There are hundreds of trophies here, tour guide Igor Morales proudly states, though his second assertion that "that's only 10 per cent of everything we've won" is a bit harder to swallow.
Nowhere in the floor-to-ceiling glass cabinets though, is the Olympic gold medal Brazil has spent more than six decades pining for.
This morning (Singapore time), the country that gave the world samba football will face a nervous wait to see if it can qualify for the quarter-finals with victory in its final round-robin game against Denmark in Salvador.
Two uninspiring goal-less draws yielding just two points against South Africa and Iraq so far have left Brazil in a precarious position in Group A. Leaders Denmark are on four points while dark horses Iraq are level on points with Brazil but third on goal difference.

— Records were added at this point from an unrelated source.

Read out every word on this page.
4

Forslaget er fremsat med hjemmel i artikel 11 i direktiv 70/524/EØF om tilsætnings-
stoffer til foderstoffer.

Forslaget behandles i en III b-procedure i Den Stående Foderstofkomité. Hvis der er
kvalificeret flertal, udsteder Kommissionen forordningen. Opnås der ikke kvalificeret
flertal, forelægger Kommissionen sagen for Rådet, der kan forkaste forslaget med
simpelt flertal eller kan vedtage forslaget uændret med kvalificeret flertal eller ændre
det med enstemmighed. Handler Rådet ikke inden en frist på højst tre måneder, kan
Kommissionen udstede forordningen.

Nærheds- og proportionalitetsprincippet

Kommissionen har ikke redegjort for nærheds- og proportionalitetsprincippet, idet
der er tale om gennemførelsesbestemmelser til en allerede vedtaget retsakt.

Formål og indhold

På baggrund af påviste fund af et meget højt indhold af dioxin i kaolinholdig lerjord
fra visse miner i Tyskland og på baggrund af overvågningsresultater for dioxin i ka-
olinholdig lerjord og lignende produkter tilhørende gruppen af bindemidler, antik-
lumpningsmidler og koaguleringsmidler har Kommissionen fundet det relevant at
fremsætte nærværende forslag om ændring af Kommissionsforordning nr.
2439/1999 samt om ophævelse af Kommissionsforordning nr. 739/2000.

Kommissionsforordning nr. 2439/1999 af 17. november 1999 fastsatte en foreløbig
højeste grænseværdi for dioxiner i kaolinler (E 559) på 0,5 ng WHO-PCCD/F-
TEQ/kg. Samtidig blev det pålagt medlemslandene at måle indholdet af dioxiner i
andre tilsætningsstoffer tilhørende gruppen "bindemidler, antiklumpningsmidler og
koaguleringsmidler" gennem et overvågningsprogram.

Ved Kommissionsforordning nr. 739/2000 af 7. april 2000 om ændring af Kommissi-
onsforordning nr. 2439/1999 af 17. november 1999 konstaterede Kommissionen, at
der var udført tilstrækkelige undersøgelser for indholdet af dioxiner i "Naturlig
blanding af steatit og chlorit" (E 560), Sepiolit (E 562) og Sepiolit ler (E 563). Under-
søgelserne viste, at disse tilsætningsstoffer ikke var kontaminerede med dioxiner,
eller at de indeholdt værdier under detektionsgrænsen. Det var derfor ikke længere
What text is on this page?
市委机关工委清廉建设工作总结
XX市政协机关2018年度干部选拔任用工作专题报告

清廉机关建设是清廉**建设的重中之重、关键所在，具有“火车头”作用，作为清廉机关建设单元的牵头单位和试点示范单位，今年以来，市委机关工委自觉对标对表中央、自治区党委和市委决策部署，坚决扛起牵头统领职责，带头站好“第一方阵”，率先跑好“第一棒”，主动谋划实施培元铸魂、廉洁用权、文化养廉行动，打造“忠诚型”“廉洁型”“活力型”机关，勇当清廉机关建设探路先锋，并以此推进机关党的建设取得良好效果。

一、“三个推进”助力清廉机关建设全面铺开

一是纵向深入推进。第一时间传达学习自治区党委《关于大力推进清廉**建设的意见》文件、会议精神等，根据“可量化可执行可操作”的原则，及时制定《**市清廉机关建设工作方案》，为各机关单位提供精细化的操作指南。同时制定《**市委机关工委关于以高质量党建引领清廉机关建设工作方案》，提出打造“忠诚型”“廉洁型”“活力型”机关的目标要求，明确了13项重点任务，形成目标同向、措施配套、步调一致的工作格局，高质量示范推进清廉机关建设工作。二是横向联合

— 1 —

The permutations were enough to make tour agent Salvador Nocera anxious about Brazil's chances of advancing to the knockout round of the Under-23 tournament.
The 51-year-old, who has already bought tickets to the Aug 20 final at Rio's Maracana Stadium, said: "There's a lot of pressure on them and it's a very young team with little experience.
"I think they're more afraid of failing than (of facing the challenge of) winning the gold medal."
Still, nothing less than victory would do for a nation whose identity is inextricably linked with the Beautiful Game.
Not all golds are the same for Brazil. The hosts of the Rio Games have climbed to the top spot of the Olympic podium 24 times in their history, including once by judoka Rafaela Silva on Monday. They will likely add to that over the next fortnight in sports like sailing, gymnastics, beach and indoor volleyball.
But there is only one piece of gold that really matters here and the winless drought from successive Olympic football teams has become a 64-year itch. Even more galling is the fact that fierce rivals Uruguay and Argentina have each won Olympic gold twice.
Retired striker and World Cup winner Ronaldo, who could only manage a bronze at the 1996 Atlanta Games, described it earlier this month as "a stone in our shoe".
It is a constant source of frustration, particularly given Brazil's pedigree. They won their first trophy in 1914, lifting the now-defunct Copa Roca (contested between the Selecao and Argentina) and have added more in the subsequent decades.
Besides their record five World Cups, Brazil have eight Copa America crowns, four Confederations Cups and another five Under-20 world titles.
But no Olympic gold, sighed businessman Claudio lago, 46, as his friends play footvolley - think sepak takraw with a football - on the Copacabana beach behind him.
Hope, however slim, springs eternal in a city watched over by a towering Christ the Redeemer statue.
The presence of superstar forward Neymar in their ranks, coupled with home advantage, was enough for ardent supporter Iago, who added: "We still believe Brazil will win the gold medal this year. Football is in our blood."
But the nation's collective psyche remains scarred after the humiliating 7-1 semi-final defeat on home soil by Germany at the 2014 World Cup and a group-stage exit at June's Copa America Centenario.
Shop assistant Rodrigo Silva, 38, is unconvinced two years was sufficient to erase that memory. "This isn't a very strong team. Yes, we have Neymar but that's about it. This is one of the worst generations of players we've had."
Even the young have fallen out of love. High school student Joao Victor, 16, said: "We have more important things to worry about than football here. It has given us nothing but pain."
Brazil have made the Olympic final three times, losing on each occasion, including a shock 2-1 upset by Mexico in 2012 despite the presence of Neymar. Nocera said: "Hopefully this time is different and we get a chance to make things right. It would be great if we got Germany, that would be the perfect ending."
Visitors to the Selecao museum in Rio's Barra neighbourhood begin their tour with a seven-minute video chronicling Brazilian football's history. It ends with a montage of the five different captains triumphantly lifting the World Cup trophy.
One imagines the film-makers would happily add another scene if it involves an Olympic gold medal.